Essentially I want to do what is being done in the MSE example below:
MSE = tf.reduce_sum(0.5 * weights * (x - recon_x)**2)
where x
, recon_x
and weights
all have shape (batch_size, features)
.
I tried looking for a way to get the log_prob
before the summation so that I can apply the weights and then sum but I couldn’t find something relevant in the documentation.
Is there another way to go about doing this?
You'd have to write your own wrapper distribution. tfd.Masked
is similar in principle, but only supports 0-1 weights.
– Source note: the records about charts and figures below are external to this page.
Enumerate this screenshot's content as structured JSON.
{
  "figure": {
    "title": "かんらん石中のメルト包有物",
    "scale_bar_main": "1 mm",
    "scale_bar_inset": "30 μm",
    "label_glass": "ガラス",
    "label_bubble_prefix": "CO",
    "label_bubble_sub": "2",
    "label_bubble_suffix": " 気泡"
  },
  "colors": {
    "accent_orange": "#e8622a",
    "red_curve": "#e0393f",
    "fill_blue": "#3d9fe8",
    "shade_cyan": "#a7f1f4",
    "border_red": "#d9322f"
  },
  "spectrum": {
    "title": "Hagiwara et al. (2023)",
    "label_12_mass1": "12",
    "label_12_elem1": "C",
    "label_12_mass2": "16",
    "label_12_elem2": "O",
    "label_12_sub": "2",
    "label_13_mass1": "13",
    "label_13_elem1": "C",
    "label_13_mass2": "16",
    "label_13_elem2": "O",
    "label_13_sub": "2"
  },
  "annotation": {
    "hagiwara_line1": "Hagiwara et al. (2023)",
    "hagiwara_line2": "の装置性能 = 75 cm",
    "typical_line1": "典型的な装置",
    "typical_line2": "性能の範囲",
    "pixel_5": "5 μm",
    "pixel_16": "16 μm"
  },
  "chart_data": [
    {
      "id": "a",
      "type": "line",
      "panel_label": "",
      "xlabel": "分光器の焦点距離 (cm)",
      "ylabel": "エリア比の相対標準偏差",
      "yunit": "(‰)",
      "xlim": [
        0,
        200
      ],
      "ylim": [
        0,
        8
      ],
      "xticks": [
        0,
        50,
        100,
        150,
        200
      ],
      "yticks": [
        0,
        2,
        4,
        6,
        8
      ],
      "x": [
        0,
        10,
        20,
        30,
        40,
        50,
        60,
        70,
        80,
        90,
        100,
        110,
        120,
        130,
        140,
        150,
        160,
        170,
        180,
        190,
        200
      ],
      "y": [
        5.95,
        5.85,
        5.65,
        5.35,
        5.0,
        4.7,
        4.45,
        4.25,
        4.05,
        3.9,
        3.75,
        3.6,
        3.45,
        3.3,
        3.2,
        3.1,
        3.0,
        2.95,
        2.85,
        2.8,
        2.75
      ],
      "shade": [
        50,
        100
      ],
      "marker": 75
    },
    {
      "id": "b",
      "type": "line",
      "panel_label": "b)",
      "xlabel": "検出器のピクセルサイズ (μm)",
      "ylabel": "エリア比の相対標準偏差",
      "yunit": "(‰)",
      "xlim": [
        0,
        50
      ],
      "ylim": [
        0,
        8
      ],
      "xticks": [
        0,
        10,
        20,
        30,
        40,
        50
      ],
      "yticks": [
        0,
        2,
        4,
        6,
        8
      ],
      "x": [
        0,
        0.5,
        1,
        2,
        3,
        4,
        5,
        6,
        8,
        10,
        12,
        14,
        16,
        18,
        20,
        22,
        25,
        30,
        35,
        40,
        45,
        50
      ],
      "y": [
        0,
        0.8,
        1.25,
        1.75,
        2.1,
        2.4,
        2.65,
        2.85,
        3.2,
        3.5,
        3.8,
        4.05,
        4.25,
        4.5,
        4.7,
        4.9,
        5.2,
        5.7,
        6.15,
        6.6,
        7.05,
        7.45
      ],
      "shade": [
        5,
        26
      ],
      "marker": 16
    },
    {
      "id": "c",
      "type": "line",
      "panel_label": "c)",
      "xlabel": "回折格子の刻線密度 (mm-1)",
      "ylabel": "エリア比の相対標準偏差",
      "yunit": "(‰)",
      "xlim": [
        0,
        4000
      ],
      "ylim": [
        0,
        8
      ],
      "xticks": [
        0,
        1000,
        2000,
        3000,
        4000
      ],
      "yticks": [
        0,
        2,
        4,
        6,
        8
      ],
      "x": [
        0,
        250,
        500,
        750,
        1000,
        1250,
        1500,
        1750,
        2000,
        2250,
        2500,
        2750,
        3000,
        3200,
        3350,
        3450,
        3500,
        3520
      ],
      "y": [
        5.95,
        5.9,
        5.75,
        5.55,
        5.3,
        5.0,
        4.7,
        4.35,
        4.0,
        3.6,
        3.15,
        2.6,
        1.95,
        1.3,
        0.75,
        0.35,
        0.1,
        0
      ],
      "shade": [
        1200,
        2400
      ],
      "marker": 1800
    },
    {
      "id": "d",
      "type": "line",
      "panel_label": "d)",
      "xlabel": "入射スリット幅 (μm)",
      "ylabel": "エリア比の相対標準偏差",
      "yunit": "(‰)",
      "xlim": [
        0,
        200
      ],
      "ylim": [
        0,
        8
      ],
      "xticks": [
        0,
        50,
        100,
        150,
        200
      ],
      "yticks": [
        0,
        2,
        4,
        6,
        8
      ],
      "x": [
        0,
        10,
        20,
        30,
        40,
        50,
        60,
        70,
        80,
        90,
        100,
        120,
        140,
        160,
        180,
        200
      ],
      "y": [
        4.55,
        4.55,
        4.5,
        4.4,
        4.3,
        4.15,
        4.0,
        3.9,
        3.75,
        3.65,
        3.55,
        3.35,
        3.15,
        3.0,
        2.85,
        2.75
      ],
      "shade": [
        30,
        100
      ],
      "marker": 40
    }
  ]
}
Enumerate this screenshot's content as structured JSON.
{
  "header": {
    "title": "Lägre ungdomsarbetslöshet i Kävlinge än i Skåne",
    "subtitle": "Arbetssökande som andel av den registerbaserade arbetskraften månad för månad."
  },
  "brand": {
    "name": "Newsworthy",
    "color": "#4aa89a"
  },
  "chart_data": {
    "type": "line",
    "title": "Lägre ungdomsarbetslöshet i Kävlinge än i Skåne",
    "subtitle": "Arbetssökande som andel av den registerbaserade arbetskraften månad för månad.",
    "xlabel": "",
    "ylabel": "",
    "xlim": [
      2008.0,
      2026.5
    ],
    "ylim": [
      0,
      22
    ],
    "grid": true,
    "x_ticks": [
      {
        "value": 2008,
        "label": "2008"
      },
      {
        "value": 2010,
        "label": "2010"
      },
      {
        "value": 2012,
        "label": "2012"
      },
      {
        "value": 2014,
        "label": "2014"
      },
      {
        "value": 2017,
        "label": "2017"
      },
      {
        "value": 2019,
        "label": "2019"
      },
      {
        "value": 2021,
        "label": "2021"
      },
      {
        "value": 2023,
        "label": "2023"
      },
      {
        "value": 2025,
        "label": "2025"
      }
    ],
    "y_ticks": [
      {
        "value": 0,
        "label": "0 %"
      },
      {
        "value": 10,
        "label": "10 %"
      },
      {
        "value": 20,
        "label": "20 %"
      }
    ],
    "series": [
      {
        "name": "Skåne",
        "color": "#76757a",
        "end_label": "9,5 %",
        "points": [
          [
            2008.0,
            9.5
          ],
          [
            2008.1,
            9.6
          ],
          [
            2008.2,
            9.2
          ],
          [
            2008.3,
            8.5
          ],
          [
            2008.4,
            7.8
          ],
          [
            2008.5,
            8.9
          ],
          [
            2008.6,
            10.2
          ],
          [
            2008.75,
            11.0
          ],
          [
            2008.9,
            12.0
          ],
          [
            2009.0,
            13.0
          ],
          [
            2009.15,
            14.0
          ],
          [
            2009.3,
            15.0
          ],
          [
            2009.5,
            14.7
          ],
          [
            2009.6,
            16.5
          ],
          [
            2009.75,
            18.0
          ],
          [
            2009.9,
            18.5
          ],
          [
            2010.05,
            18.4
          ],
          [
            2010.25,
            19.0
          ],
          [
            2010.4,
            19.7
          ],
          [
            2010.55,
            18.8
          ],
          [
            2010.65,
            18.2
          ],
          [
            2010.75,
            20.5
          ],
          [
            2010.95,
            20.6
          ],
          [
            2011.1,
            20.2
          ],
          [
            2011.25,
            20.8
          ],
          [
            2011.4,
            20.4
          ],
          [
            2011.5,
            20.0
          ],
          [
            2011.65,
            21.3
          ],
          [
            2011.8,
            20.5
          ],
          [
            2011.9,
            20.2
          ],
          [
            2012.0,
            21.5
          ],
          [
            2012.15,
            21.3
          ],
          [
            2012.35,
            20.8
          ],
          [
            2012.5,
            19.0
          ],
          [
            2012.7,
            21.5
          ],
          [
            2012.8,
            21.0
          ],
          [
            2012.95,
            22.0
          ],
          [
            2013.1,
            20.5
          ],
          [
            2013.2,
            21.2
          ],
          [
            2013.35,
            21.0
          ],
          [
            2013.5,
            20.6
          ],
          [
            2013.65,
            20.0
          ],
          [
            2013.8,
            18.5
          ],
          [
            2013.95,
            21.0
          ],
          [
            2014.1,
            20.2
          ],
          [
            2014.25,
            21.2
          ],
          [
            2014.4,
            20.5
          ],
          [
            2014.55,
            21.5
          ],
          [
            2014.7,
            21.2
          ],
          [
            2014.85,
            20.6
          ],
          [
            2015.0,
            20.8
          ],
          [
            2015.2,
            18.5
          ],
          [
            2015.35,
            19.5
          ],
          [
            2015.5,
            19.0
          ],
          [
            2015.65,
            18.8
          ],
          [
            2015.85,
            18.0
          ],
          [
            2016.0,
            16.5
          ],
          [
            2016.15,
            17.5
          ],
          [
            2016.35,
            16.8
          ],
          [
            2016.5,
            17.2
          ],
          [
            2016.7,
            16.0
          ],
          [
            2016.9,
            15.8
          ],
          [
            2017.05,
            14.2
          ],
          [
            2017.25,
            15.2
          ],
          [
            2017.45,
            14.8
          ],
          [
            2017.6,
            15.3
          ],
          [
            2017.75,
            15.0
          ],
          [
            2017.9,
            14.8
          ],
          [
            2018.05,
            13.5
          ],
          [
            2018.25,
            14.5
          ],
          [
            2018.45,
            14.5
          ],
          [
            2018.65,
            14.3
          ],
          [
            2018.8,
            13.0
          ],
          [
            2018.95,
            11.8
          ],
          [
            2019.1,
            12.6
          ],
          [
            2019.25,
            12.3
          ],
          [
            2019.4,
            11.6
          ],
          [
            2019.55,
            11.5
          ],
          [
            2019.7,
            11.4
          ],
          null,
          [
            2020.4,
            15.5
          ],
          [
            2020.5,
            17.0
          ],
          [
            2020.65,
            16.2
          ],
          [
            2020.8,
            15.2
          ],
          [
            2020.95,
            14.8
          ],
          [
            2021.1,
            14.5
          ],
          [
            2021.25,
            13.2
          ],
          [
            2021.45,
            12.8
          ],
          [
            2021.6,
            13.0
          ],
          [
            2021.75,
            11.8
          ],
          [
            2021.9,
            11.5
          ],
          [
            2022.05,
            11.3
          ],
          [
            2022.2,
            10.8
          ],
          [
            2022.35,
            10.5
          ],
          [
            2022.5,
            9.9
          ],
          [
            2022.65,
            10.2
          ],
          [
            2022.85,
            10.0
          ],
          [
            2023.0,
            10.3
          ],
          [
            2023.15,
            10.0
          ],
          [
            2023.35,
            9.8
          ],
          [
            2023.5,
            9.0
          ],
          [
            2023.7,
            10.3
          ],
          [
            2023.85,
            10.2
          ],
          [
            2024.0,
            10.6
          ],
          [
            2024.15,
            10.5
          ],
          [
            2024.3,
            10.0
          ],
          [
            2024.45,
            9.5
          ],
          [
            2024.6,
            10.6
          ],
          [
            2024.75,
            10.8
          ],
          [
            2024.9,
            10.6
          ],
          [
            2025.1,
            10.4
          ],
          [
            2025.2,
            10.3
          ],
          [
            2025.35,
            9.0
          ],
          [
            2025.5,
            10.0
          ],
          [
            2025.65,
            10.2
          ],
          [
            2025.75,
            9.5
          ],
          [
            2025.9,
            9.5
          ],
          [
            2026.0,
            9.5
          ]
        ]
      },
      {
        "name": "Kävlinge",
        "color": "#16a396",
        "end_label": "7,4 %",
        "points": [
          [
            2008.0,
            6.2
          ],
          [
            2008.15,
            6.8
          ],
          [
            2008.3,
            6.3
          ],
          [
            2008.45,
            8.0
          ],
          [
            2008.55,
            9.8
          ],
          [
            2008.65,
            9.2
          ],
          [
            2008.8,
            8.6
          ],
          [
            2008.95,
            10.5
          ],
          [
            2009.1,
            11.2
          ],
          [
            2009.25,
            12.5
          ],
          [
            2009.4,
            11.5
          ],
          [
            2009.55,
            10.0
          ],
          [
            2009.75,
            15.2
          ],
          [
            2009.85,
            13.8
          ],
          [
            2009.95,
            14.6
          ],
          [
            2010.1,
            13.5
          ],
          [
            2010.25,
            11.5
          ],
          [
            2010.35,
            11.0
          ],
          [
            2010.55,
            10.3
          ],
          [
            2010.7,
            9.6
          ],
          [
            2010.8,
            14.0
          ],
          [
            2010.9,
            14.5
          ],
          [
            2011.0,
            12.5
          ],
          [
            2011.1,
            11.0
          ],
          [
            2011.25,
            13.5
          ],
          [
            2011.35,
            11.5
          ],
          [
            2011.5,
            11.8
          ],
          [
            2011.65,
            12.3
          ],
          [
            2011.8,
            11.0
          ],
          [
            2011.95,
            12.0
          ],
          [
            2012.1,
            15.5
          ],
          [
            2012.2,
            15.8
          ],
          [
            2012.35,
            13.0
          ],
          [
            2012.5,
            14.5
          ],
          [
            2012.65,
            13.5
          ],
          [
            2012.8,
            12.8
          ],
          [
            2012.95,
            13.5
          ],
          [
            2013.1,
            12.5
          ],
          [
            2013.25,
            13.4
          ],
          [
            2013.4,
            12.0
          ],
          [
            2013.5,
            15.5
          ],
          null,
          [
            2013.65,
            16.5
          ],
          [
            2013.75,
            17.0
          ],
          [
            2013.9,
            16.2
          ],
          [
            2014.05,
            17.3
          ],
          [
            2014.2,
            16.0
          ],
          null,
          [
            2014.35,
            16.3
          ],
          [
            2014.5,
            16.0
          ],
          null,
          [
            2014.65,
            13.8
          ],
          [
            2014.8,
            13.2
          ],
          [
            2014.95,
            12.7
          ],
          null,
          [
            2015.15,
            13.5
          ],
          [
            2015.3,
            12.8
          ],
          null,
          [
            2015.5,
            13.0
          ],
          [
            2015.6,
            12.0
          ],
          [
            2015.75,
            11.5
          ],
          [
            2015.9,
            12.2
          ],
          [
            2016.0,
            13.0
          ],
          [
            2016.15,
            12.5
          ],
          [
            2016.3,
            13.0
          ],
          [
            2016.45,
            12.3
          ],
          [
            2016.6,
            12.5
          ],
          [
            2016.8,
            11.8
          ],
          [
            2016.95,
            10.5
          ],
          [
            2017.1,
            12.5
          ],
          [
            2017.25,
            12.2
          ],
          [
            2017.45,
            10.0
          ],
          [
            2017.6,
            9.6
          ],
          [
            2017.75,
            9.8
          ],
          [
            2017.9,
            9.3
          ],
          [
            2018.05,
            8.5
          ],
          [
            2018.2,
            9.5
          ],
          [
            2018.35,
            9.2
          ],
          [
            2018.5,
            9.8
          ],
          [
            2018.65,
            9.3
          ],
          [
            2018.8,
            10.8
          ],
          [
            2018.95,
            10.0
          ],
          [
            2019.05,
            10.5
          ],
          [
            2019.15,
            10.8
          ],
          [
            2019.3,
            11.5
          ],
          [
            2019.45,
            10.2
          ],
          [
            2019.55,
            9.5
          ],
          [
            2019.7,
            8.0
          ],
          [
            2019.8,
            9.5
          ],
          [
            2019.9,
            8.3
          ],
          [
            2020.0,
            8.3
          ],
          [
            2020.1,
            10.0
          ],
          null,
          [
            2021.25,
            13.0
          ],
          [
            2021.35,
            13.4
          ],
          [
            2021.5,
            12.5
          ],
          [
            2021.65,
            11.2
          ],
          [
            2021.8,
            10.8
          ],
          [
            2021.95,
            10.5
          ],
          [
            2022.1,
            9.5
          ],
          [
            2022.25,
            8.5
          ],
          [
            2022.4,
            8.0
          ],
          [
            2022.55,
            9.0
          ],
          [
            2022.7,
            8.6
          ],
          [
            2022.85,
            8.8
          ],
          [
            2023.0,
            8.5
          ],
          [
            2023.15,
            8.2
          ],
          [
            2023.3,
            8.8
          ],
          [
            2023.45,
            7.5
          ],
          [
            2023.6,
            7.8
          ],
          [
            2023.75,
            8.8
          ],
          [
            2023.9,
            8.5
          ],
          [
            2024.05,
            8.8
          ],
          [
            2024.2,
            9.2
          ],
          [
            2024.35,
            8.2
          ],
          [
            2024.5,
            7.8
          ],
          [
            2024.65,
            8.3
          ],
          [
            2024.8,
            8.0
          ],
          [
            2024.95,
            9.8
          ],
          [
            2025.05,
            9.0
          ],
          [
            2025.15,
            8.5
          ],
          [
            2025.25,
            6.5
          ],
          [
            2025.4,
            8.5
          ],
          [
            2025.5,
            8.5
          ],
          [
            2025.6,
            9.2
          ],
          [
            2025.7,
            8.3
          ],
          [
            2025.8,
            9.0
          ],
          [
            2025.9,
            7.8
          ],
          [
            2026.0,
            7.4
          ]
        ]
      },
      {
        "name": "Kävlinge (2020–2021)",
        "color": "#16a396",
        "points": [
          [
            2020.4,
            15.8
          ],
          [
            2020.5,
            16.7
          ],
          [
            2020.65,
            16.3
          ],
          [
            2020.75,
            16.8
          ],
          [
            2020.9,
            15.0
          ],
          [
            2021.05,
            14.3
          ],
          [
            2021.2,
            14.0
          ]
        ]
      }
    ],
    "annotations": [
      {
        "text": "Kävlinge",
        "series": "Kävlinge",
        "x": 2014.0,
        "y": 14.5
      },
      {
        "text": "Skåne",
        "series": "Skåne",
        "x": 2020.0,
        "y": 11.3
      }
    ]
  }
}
It could be an inspiration, although really all you need to do is something like this:
class ScaleLogProb(tfd.Distribution):
def __init__(self,
distribution,
weight,
validate_args=False,
allow_nan_stats=True,
name=None):
parameters = dict(locals())
with tf.name_scope(name or ScaleLogProb{distribution.name}') as name:
self._distribution = distribution
self._weight = tensor_util.convert_nonref_to_tensor(
weight, dtype_hint=tf.float32)
super().__init__(
dtype=distribution.dtype,
reparameterization_type=distribution.reparameterization_type,
validate_args=validate_args,
allow_nan_stats=allow_nan_stats,
parameters=parameters,
name=name)
@classmethod
def _parameter_properties(cls, dtype, num_classes=None):
return dict(
distribution=parameter_properties.BatchedComponentProperties(),
weight=parameter_properties.ParameterProperties(
shape_fn=parameter_properties.SHAPE_FN_NOT_IMPLEMENTED))
def _event_shape(self):
return self.distribution.event_shape
def _event_shape_tensor(self):
return self.distribution.event_shape_tensor()
def _log_prob(self, x):
return self.weight * self.distribution.log_prob(x)
And then you'd use it as:
d = tfd.Independent(ScaleLogProb(tfd.Normal(recon_x, 1.), weights), 1)
MSE = -d.log_prob(x)
For a proper TFP contribution, you'd have to probably disable sampling from such a distribution.